Private rent inflation eased again in March while UK house prices rose modestly in February, according to the latest official figures, although lenders and brokers warned that geopolitical tensions and higher energy costs could yet unsettle the market.
The latest ONS data shows average UK monthly private rents rose by 3.4% in the 12 months to March 2026, taking them to £1,377. That was down from annual growth of 3.6% in February.
Average rents reached £1,434 in England, up 3.4% year-on-year, while Wales recorded annual growth of 4.8% to £830 and Scotland saw rents rise 2.1% to £1,022. In Northern Ireland, average rents increased by 5.0% to £880 in the 12 months to January 2026.
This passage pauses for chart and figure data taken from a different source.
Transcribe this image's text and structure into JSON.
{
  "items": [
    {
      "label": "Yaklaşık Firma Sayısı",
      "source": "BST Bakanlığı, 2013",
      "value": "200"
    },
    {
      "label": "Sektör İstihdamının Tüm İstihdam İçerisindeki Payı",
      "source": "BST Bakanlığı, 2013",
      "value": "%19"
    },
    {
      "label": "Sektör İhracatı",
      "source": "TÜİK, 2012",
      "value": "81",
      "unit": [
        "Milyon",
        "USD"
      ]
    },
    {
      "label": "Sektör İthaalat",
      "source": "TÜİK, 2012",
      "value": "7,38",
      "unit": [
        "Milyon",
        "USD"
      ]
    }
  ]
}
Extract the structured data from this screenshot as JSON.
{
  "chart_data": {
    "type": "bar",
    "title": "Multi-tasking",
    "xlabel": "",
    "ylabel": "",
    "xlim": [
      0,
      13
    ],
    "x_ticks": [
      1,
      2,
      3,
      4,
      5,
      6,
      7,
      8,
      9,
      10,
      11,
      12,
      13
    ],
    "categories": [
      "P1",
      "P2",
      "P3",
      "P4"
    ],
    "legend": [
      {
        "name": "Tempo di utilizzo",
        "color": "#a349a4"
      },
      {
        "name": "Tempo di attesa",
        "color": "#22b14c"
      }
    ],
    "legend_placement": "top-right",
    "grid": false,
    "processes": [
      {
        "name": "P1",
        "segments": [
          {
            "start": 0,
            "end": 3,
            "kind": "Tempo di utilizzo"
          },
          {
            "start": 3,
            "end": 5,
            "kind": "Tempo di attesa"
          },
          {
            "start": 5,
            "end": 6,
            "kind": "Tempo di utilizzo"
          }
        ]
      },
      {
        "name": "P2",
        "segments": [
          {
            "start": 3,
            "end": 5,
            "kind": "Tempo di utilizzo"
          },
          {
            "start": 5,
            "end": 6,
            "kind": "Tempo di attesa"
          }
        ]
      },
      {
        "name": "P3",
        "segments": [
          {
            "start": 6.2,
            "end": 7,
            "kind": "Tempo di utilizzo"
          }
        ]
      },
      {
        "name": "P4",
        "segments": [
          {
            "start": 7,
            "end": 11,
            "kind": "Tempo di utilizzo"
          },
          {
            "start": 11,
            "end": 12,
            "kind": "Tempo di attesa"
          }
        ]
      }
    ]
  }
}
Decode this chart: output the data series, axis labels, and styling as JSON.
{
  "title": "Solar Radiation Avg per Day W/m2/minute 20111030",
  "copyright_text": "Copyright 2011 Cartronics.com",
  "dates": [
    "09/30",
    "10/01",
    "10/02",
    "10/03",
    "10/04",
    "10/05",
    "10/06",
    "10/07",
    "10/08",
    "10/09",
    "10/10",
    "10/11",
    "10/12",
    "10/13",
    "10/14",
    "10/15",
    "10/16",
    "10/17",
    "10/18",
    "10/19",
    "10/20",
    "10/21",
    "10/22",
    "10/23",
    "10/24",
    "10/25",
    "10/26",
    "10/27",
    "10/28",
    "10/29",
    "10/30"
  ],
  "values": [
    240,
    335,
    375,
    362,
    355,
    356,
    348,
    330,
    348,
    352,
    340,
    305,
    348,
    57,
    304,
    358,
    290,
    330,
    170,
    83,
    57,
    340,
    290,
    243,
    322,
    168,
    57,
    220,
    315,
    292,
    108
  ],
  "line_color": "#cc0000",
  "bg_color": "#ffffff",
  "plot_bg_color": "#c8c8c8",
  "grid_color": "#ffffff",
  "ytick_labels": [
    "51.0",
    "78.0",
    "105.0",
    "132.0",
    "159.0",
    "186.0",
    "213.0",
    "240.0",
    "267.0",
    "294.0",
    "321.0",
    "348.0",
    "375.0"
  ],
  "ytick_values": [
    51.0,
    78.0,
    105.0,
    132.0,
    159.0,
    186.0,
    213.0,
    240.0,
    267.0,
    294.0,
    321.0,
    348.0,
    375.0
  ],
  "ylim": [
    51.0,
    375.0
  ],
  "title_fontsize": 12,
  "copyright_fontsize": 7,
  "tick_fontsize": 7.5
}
Within England, rental inflation remained uneven. The North East posted the strongest annual growth at 6.5%, while London recorded the lowest at 1.7%.
The housing sales market also continued to move forward, albeit at a subdued pace. Average UK house prices increased by 1.2% in the 12 months to February 2026, taking the average price to £268,000. That was up from annual growth of 1.0% in January.
In England, average house prices rose by 0.8% to £290,000. Wales saw growth of 2.5% to £210,000, while in Scotland prices increased by 2.3% to £187,000.
CAUTIOUS CONFIDENCE
Louise Apollonio, sales and distribution director for retail mortgages at Shawbrook, said: “Property prices are continuing to suggest cautious confidence during the start of the year.
“In the coming months, this trend is likely to remain volatile in response to the threat of rising energy costs and broader impact from events in the Middle East. For those in the market and looking to buy in the coming months, it’ll be crucial to speak to a broker to explore all options and make the best possible decision in the journey towards home-ownership.”
CALM BEFORE THE STORM
Chris Storey, chief commercial officer at Atom bank, said: “This data represents the calm before the storm, as it predates the conflict in the Middle East and the resulting turbulence. Future data from the ONS will reveal the true impact of the conflict on house prices, and whether it has acted as a brake on the growth seen this month.
“Thankfully, things are beginning to settle, with Moneyfacts last week reporting the first drop in mortgage rates since the start of the war in Iran, good news for aspiring buyers.
“Those would-be buyers should steel themselves for a painfully slow journey, however. The latest data from Propertymark shows 43% of transactions taking 17 weeks to reach completion, the highest proportion since it started tracking the data in 2015.
“It’s extraordinary that the housebuying process still takes so long, creating stress for all involved. As an industry, we must continue to look for ways to streamline that process, providing greater peace of mind to brokers and their customers.”
AFFORDABILITY CONCERNS
Mark Harris, chief executive of mortgage broker SPF Private Clients, said: “Inflation rising to 3.3% is not surprising given the hike in fuel prices on the back of the Middle East conflict, and it is expected to edge higher still in coming months.
“Affordability concerns are once again an issue for borrowers, as mortgage rates headed upwards on the back of expectations that interest rates would stay higher for longer. However, in recent days there has been some relief as a number of lenders have reduced their fixed-rate mortgages, including Santander, HSBC and Skipton – a trend we hope to see continue in coming days.”